Most of the media attention on the hill yesterday was focused on the big Planned Parenthood debacle, but regular business was taking place in other committees as well. One such case was a hearing held by the Senate Committee on Environment and Public Works where EPA Acting Assistant Administrator for Air and Radiation Janet McCabe was invited to sit down and explain some aspects of new regulations for power plant emissions. The exchange got rather heated when West Virginia Senator Shelley Moore Capito took the microphone and asked McCabe how some of the poorest residents of her states were supposed to deal with their energy bills suddenly suddenly jumping up. (West Virginia Metro News)

“We found by 2030 the average cost of a person’s electric bill would go down by about seven percent as a resulted of increased efficiency in energy coming into the system,” said McCabe.

Capito wasn’t convinced.

“Right now we have 430,000 low and middle income people in West Virginia who’s take home pay is $1,900 a month. They spend 17 percent of their take home money to pay for their energy,” Capito said. “When this goes up, say 20 percent, this is going to have a cost to them, a human cost to them.”

Capito also didn’t buy McCabe’s answers regarding the slight cost elevation to clean the atmosphere.

“I would take exception to that, If it goes up 20 percent and you’re bringing home $1,900. That’s a significant amount,” she said.

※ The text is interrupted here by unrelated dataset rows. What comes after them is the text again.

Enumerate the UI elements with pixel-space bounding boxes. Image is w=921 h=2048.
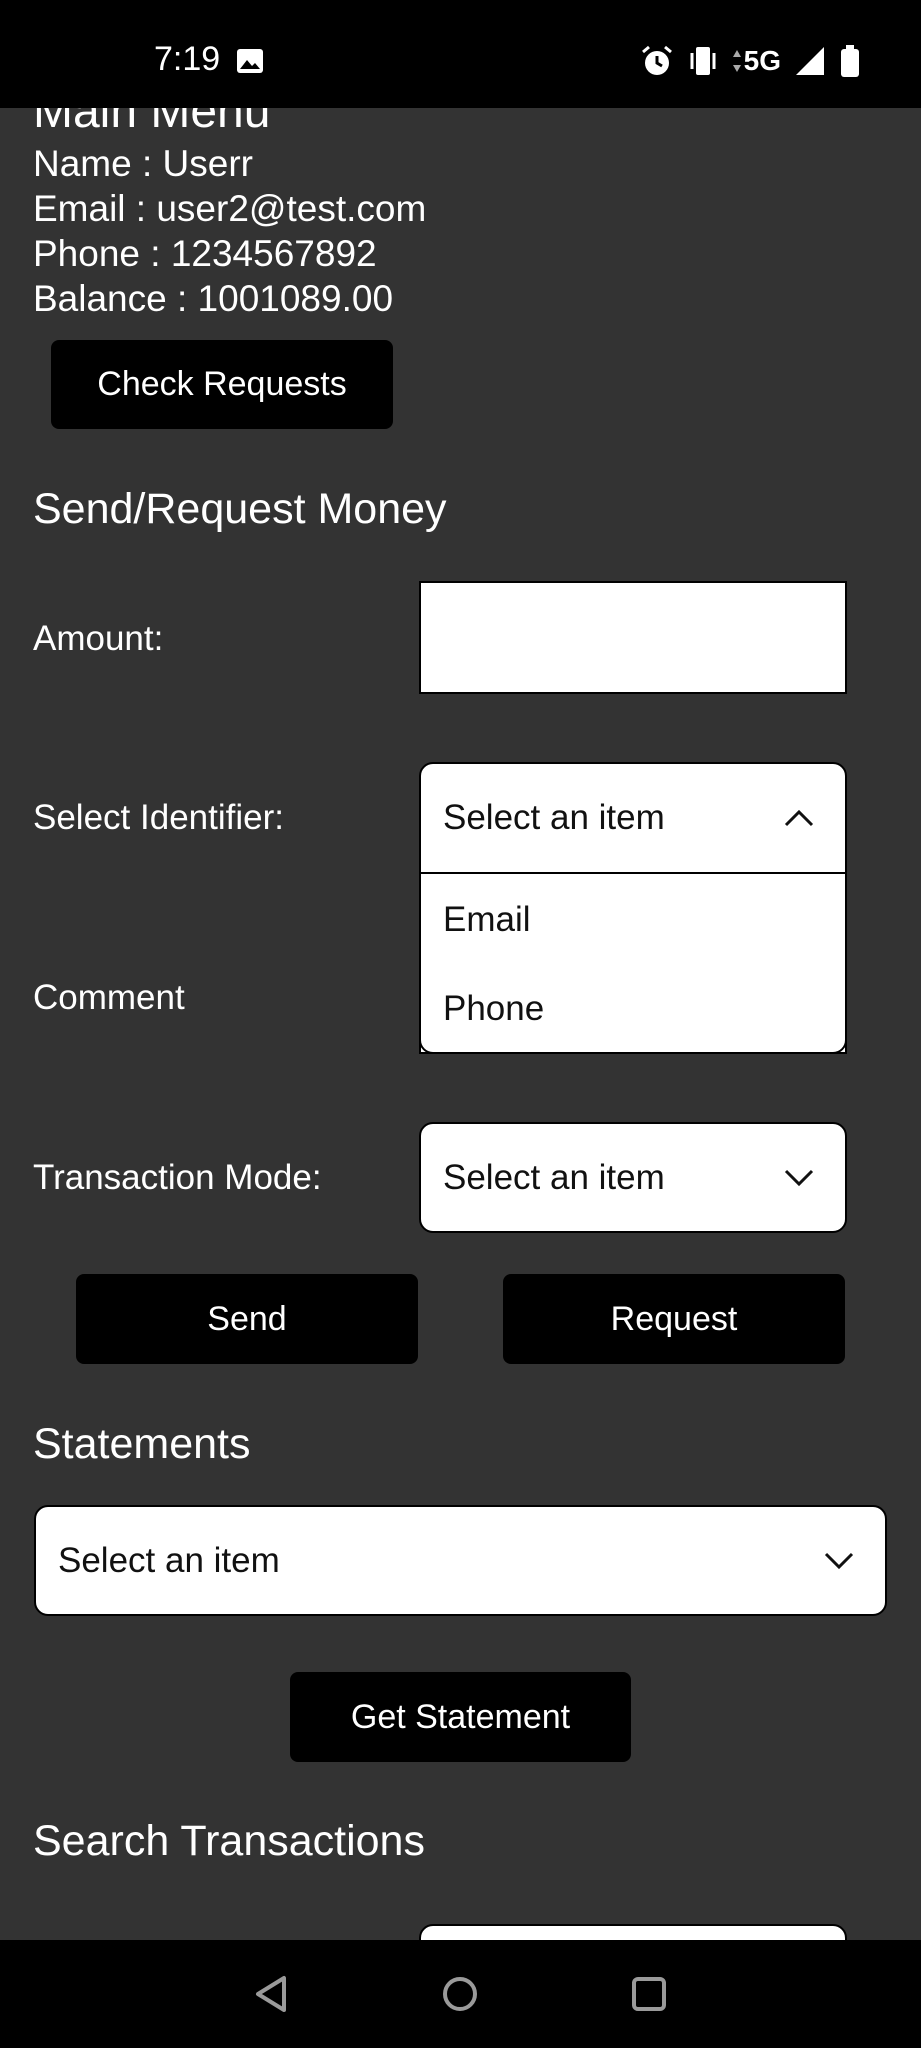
amount-input[interactable] — [419, 581, 847, 694]
transaction-mode-label: Transaction Mode: — [33, 1158, 322, 1197]
battery-icon — [841, 45, 859, 77]
option-phone[interactable]: Phone — [443, 988, 544, 1030]
user-name: Name : Userr — [33, 143, 253, 184]
comment-label: Comment — [33, 978, 185, 1017]
chevron-up-icon — [784, 809, 814, 827]
user-balance: Balance : 1001089.00 — [33, 278, 394, 319]
check-requests-button[interactable]: Check Requests — [51, 340, 393, 429]
transaction-mode-select[interactable]: Select an item — [419, 1122, 847, 1233]
get-statement-button[interactable]: Get Statement — [290, 1672, 631, 1762]
image-icon — [237, 49, 263, 73]
status-icons: 5G — [640, 42, 861, 80]
search-transactions-title: Search Transactions — [33, 1817, 425, 1865]
statements-placeholder: Select an item — [58, 1540, 280, 1580]
main-content[interactable]: Main Menu Name : Userr Email : user2@tes… — [0, 0, 921, 1940]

West Virginia is currently leading the charge along with 14 other states who are refusing to even submit a plan to comply with the new regulations until the courts have a crack at the question. After the EPA walked away from the Supreme Court with a bloody nose when Michigan challenged their latest raft of regulations the states have good reason to be optimistic. The court agreed that the EPA needed to take undue, burdensome costs into consideration before issuing their mandates from on high and Capito brought that question home in a fashion which may force the agency to consider the harm being inflicted by the federal government on the poorest Americans. Unlike luxury taxes or the price of yachts, energy bills are one of the great equalizers in American life. Unless you are receiving public assistance with them, everyone has to keep their lights on and heat their home in the winter. A 20% bump in those bills could be a killer for lower income families scraping by in the Obama economy.

West Virginia’s own Secretary for the state Department of Environmental Protection has been wrestling with this very question since the new rules were announced. He sat down for an interview with NPR last month and explained the various impacts of the regulations and what, if anything, West Virginia could or should do to comply. As he notes, there was a sense of sticker shock when the EPA demanded a reduction in emissions which was a full ten percent higher than originally forecast and well beyond what they could achieve without breaking the bank.

Senator Capito has done a good job on this, but could use some more support from the rest of Congress. The EPA is out of control and getting the appropriate challenges through the courts takes far too long under the current system. We need some checks and balances on the regulatory power of these non-legislative entities because the the balance of power today is completely out of whack.